Two Things the Election Tells Us

A Facebook friend of mine from college lives in a state which allows early voting in the presidential election.  His recent status was “I just voted.  Now I want to hurl.”  I laughed but could sympathize with his feelings, given the candidate choices that face us and the futures that could go with each choice.  If anyone is keeping score, there has to be more groaning and cringing going on than ever before, and that for the candidate you’re voting for.  As much as we want a candidate who is inspirational and reflects our values, it is in the middle of this particular muddle that Christians might best learn two important lessons that might otherwise be lost on us.

“First of all, then, I urge that supplications, prayers, intercessions, and thanksgivings be made for all people, for kings and all who are in high positions, that we may lead a peaceful and quiet life, godly and dignified in every way.”  1 Tim. 2:1, 2

First, it is clear that whomever wins this match will enter the presidency with a torrid past, a present full of anxiety and danger, and a future of constant opposition.  It is at a moment like this that our leader, whether we voted for them or not, needs our complete support.  That’s not to say we advocate for all of their policies, but to support them with prayer to the one who is the king of kings and president of presidents.  Paul begins his first letter of encouragement and instruction to Timothy with the admonition to pray for our world and its leaders.  Before teaching on anything else, Paul calls for prayers of every stripe for the Roman empire, which was headed at that time by the wicked persecutor of Christians, Nero.  He called for prayers of all kinds: supplications, prayers, intercessions, and thanksgivings.  This pictures a prayer life familiar with the world and its needs, and its leaders and their failings.
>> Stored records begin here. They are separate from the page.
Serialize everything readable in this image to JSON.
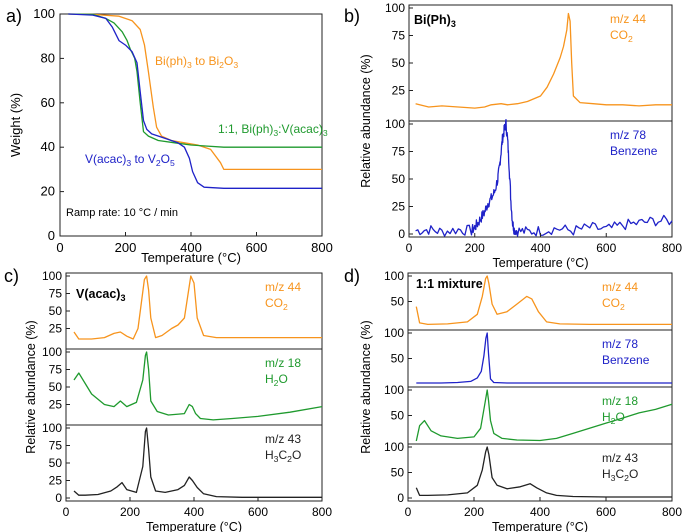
{
  "colors": {
    "orange": "#f7941d",
    "green": "#1f9a2e",
    "blue": "#1f22c8",
    "black": "#222222"
  },
  "chart_data": [
    {
      "id": "a",
      "panel_label": "a)",
      "type": "line",
      "xlabel": "Temperature (°C)",
      "ylabel": "Weight (%)",
      "xlim": [
        0,
        800
      ],
      "ylim": [
        0,
        100
      ],
      "xticks": [
        "0",
        "200",
        "400",
        "600",
        "800"
      ],
      "yticks": [
        "0",
        "20",
        "40",
        "60",
        "80",
        "100"
      ],
      "annotations": {
        "ramp": "Ramp rate: 10 °C / min"
      },
      "series": [
        {
          "name": "Bi(ph)3 to Bi2O3",
          "label_parts": [
            "Bi(ph)",
            "3",
            " to Bi",
            "2",
            "O",
            "3"
          ],
          "color": "orange",
          "x": [
            25,
            100,
            180,
            220,
            245,
            258,
            270,
            285,
            295,
            310,
            340,
            380,
            420,
            460,
            490,
            500,
            550,
            650,
            800
          ],
          "y": [
            100,
            99.8,
            99,
            97,
            93,
            86,
            74,
            58,
            49,
            45,
            43,
            42,
            41,
            39,
            33,
            30,
            30,
            30,
            30
          ]
        },
        {
          "name": "1:1, Bi(ph)3:V(acac)3",
          "label_parts": [
            "1:1, Bi(ph)",
            "3",
            ":V(acac)",
            "3"
          ],
          "color": "green",
          "x": [
            25,
            100,
            140,
            165,
            190,
            205,
            215,
            222,
            228,
            235,
            245,
            255,
            270,
            300,
            350,
            400,
            450,
            500,
            600,
            800
          ],
          "y": [
            100,
            99.8,
            98,
            96,
            92,
            88,
            84,
            82,
            80,
            74,
            60,
            47,
            45,
            43,
            42,
            41,
            40.5,
            40,
            40,
            40
          ],
          "label_color": "green"
        },
        {
          "name": "V(acac)3 to V2O5",
          "label_parts": [
            "V(acac)",
            "3",
            " to V",
            "2",
            "O",
            "5"
          ],
          "color": "blue",
          "x": [
            25,
            100,
            140,
            160,
            180,
            200,
            220,
            235,
            245,
            255,
            265,
            280,
            320,
            360,
            380,
            395,
            405,
            420,
            440,
            500,
            800
          ],
          "y": [
            100,
            99.5,
            98,
            94,
            88,
            86,
            83,
            78,
            65,
            52,
            48,
            46,
            44,
            42,
            40,
            35,
            29,
            24,
            22,
            21.5,
            21.5
          ]
        }
      ]
    },
    {
      "id": "b",
      "panel_label": "b)",
      "type": "line",
      "title": "Bi(Ph)",
      "title_sub": "3",
      "xlabel": "Temperature (°C)",
      "ylabel": "Relative abundance (%)",
      "xlim": [
        0,
        800
      ],
      "xticks": [
        "0",
        "200",
        "400",
        "600",
        "800"
      ],
      "stacks": [
        {
          "mz": "m/z 44",
          "species_parts": [
            "CO",
            "2"
          ],
          "color": "orange",
          "yticks": [
            "25",
            "50",
            "75",
            "100"
          ],
          "x": [
            20,
            60,
            100,
            150,
            200,
            230,
            250,
            280,
            300,
            330,
            360,
            400,
            420,
            440,
            460,
            470,
            480,
            485,
            490,
            495,
            500,
            520,
            560,
            600,
            650,
            700,
            750,
            800
          ],
          "y": [
            13,
            10,
            11,
            10,
            9,
            10,
            12,
            13,
            12,
            13,
            15,
            20,
            28,
            40,
            55,
            65,
            80,
            95,
            88,
            50,
            20,
            14,
            13,
            12,
            12,
            11,
            12,
            12
          ]
        },
        {
          "mz": "m/z 78",
          "species_parts": [
            "Benzene"
          ],
          "color": "blue",
          "yticks": [
            "0",
            "25",
            "50",
            "75",
            "100"
          ],
          "x": [
            20,
            60,
            100,
            150,
            190,
            200,
            210,
            220,
            230,
            240,
            250,
            260,
            270,
            275,
            280,
            285,
            290,
            295,
            300,
            305,
            310,
            315,
            320,
            330,
            360,
            400,
            450,
            500,
            550,
            600,
            650,
            700,
            750,
            800
          ],
          "y": [
            3,
            4,
            2,
            4,
            3,
            6,
            10,
            15,
            20,
            28,
            32,
            38,
            50,
            60,
            75,
            88,
            95,
            100,
            85,
            60,
            30,
            10,
            4,
            3,
            2,
            3,
            5,
            3,
            6,
            4,
            8,
            10,
            12,
            12
          ]
        }
      ]
    },
    {
      "id": "c",
      "panel_label": "c)",
      "type": "line",
      "title": "V(acac)",
      "title_sub": "3",
      "xlabel": "Temperature (°C)",
      "ylabel": "Relative abundance (%)",
      "xlim": [
        0,
        800
      ],
      "xticks": [
        "0",
        "200",
        "400",
        "600",
        "800"
      ],
      "stacks": [
        {
          "mz": "m/z 44",
          "species_parts": [
            "CO",
            "2"
          ],
          "color": "orange",
          "yticks": [
            "25",
            "50",
            "75",
            "100"
          ],
          "x": [
            25,
            40,
            80,
            120,
            150,
            170,
            190,
            210,
            225,
            235,
            245,
            252,
            258,
            265,
            280,
            300,
            330,
            350,
            370,
            380,
            390,
            400,
            410,
            430,
            470,
            550,
            650,
            800
          ],
          "y": [
            20,
            10,
            10,
            12,
            18,
            20,
            14,
            10,
            25,
            60,
            95,
            100,
            80,
            40,
            12,
            15,
            25,
            30,
            40,
            70,
            100,
            90,
            40,
            15,
            12,
            12,
            12,
            12
          ]
        },
        {
          "mz": "m/z 18",
          "species_parts": [
            "H",
            "2",
            "O"
          ],
          "color": "green",
          "yticks": [
            "25",
            "50",
            "75",
            "100"
          ],
          "x": [
            25,
            40,
            60,
            80,
            120,
            150,
            170,
            190,
            220,
            240,
            248,
            252,
            258,
            265,
            285,
            320,
            370,
            385,
            395,
            405,
            420,
            460,
            520,
            600,
            700,
            800
          ],
          "y": [
            60,
            70,
            55,
            40,
            25,
            22,
            30,
            22,
            28,
            60,
            95,
            100,
            75,
            30,
            15,
            10,
            12,
            25,
            22,
            12,
            5,
            3,
            5,
            8,
            14,
            22
          ]
        },
        {
          "mz": "m/z 43",
          "species_parts": [
            "H",
            "3",
            "C",
            "2",
            "O"
          ],
          "color": "black",
          "yticks": [
            "0",
            "25",
            "50",
            "75",
            "100"
          ],
          "x": [
            25,
            40,
            60,
            100,
            140,
            160,
            175,
            190,
            220,
            240,
            248,
            252,
            258,
            265,
            280,
            310,
            350,
            370,
            385,
            395,
            410,
            430,
            470,
            550,
            650,
            800
          ],
          "y": [
            10,
            4,
            4,
            5,
            10,
            16,
            22,
            12,
            8,
            45,
            95,
            100,
            70,
            30,
            10,
            8,
            12,
            18,
            30,
            25,
            15,
            6,
            2,
            1,
            1,
            1
          ]
        }
      ]
    },
    {
      "id": "d",
      "panel_label": "d)",
      "type": "line",
      "title": "1:1 mixture",
      "xlabel": "Temperature (°C)",
      "ylabel": "Relative abundance (%)",
      "xlim": [
        0,
        800
      ],
      "xticks": [
        "0",
        "200",
        "400",
        "600",
        "800"
      ],
      "stacks": [
        {
          "mz": "m/z 44",
          "species_parts": [
            "CO",
            "2"
          ],
          "color": "orange",
          "yticks": [
            "50",
            "100"
          ],
          "x": [
            25,
            35,
            60,
            120,
            180,
            210,
            225,
            235,
            240,
            245,
            255,
            270,
            300,
            330,
            360,
            375,
            395,
            420,
            460,
            550,
            650,
            800
          ],
          "y": [
            40,
            8,
            5,
            6,
            10,
            25,
            60,
            95,
            100,
            85,
            45,
            25,
            30,
            45,
            60,
            55,
            30,
            10,
            6,
            5,
            5,
            5
          ]
        },
        {
          "mz": "m/z 78",
          "species_parts": [
            "Benzene"
          ],
          "color": "blue",
          "yticks": [
            "50",
            "100"
          ],
          "x": [
            25,
            100,
            150,
            190,
            210,
            222,
            230,
            236,
            240,
            244,
            250,
            260,
            300,
            400,
            500,
            650,
            800
          ],
          "y": [
            2,
            2,
            3,
            5,
            12,
            25,
            55,
            90,
            100,
            60,
            10,
            3,
            2,
            2,
            2,
            2,
            2
          ]
        },
        {
          "mz": "m/z 18",
          "species_parts": [
            "H",
            "2",
            "O"
          ],
          "color": "green",
          "yticks": [
            "50",
            "100"
          ],
          "x": [
            25,
            35,
            50,
            70,
            100,
            150,
            200,
            220,
            232,
            240,
            244,
            250,
            260,
            285,
            330,
            400,
            450,
            500,
            550,
            600,
            650,
            700,
            750,
            800
          ],
          "y": [
            0,
            30,
            40,
            20,
            10,
            5,
            8,
            25,
            70,
            100,
            80,
            40,
            15,
            5,
            2,
            1,
            5,
            15,
            25,
            35,
            45,
            55,
            62,
            72
          ]
        },
        {
          "mz": "m/z 43",
          "species_parts": [
            "H",
            "3",
            "C",
            "2",
            "O"
          ],
          "color": "black",
          "yticks": [
            "0",
            "50",
            "100"
          ],
          "x": [
            25,
            35,
            60,
            120,
            180,
            210,
            225,
            235,
            240,
            245,
            255,
            270,
            300,
            340,
            370,
            390,
            420,
            450,
            500,
            600,
            800
          ],
          "y": [
            20,
            5,
            5,
            6,
            10,
            25,
            55,
            90,
            100,
            85,
            40,
            25,
            18,
            22,
            28,
            20,
            10,
            5,
            3,
            2,
            2
          ]
        }
      ]
    }
  ]
}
I have prayed both for and against our current president, but when I read Paul’s words I know I could have been more engaged in that effort, and sense that the church in the United States as a whole could as well.  Before we curse, let us bless.  I urge us all to be more consistent in heeding Paul’s command.  With a praying church at the right hand of the president, we know that we have exercised not just all that most of us can do but the best that any can do for a leader.  Our words to God may be more influential than those of any cabinet member.  Lift our leaders, their health, heart, mind and family to God as you never have before.  They will need it.  We will need it.

The second lesson that a slate of candidates of this caliber can remind us is that our president is not the champion of our faith.  While a minister of God (Rom. 13:4), he (or she) is not the one on whom we pin our ultimate hopes to rescue this world from its sin.  Texas pastor, Dr. Joel McDurmon, in a recent article poignantly wrote

"... Christians continue to act as if they can fix this nation via the centralized powers of Washington, D.C., before they get their own houses and churches in order... With few exceptions, the most important things in U.S. history have not occurred because of elections, and will not be solved by them. Until … Christians … understand this, they will continue to lose ground no matter who is president, and the last state of the house will be worse than the first."

We must continually refocus on the true shaper of the destiny of nations (Pro. 21:1) and on our role in affecting the world around us (Mt. 5:14, 2 Cor. 5:19).  In Acts 17, when Paul and Silas began preaching in Thessalonica, a crowd of Jews protested to the city's authorities saying “These men who have turned the world upside down have come here also ... and they are all acting against the decrees of Caesar, saying that there is another king, Jesus.” (v. 6)

The God-ordained function of government is to punish evil and reward good (Rom. 13:3, 4).  It is the role of the church however, led by its champion (Rev. 19), to transform it, to turn it upside down, or more accurately, right-side up.  Our efforts to use political machinery to accomplish that task is a dead end.  If we believe that the church in the 21st century can be as influential as it was in the first, let us not now turn our minds to the 2020 presidential election, looking for another political savior.  The world has and needs but one.  Instead begin now in earnest the campaign to heal hurts, right wrongs, train the young, and make our personal and collective influence in the world count eternally for King Jesus.

If our current candidates were the second coming of George Washington and Abraham Lincoln, we could be easily tempted to let the praying slide and leave the work of making our world a better place to the professionals in Washington.  But given who we have, our mission, our twin duties are more clear than ever.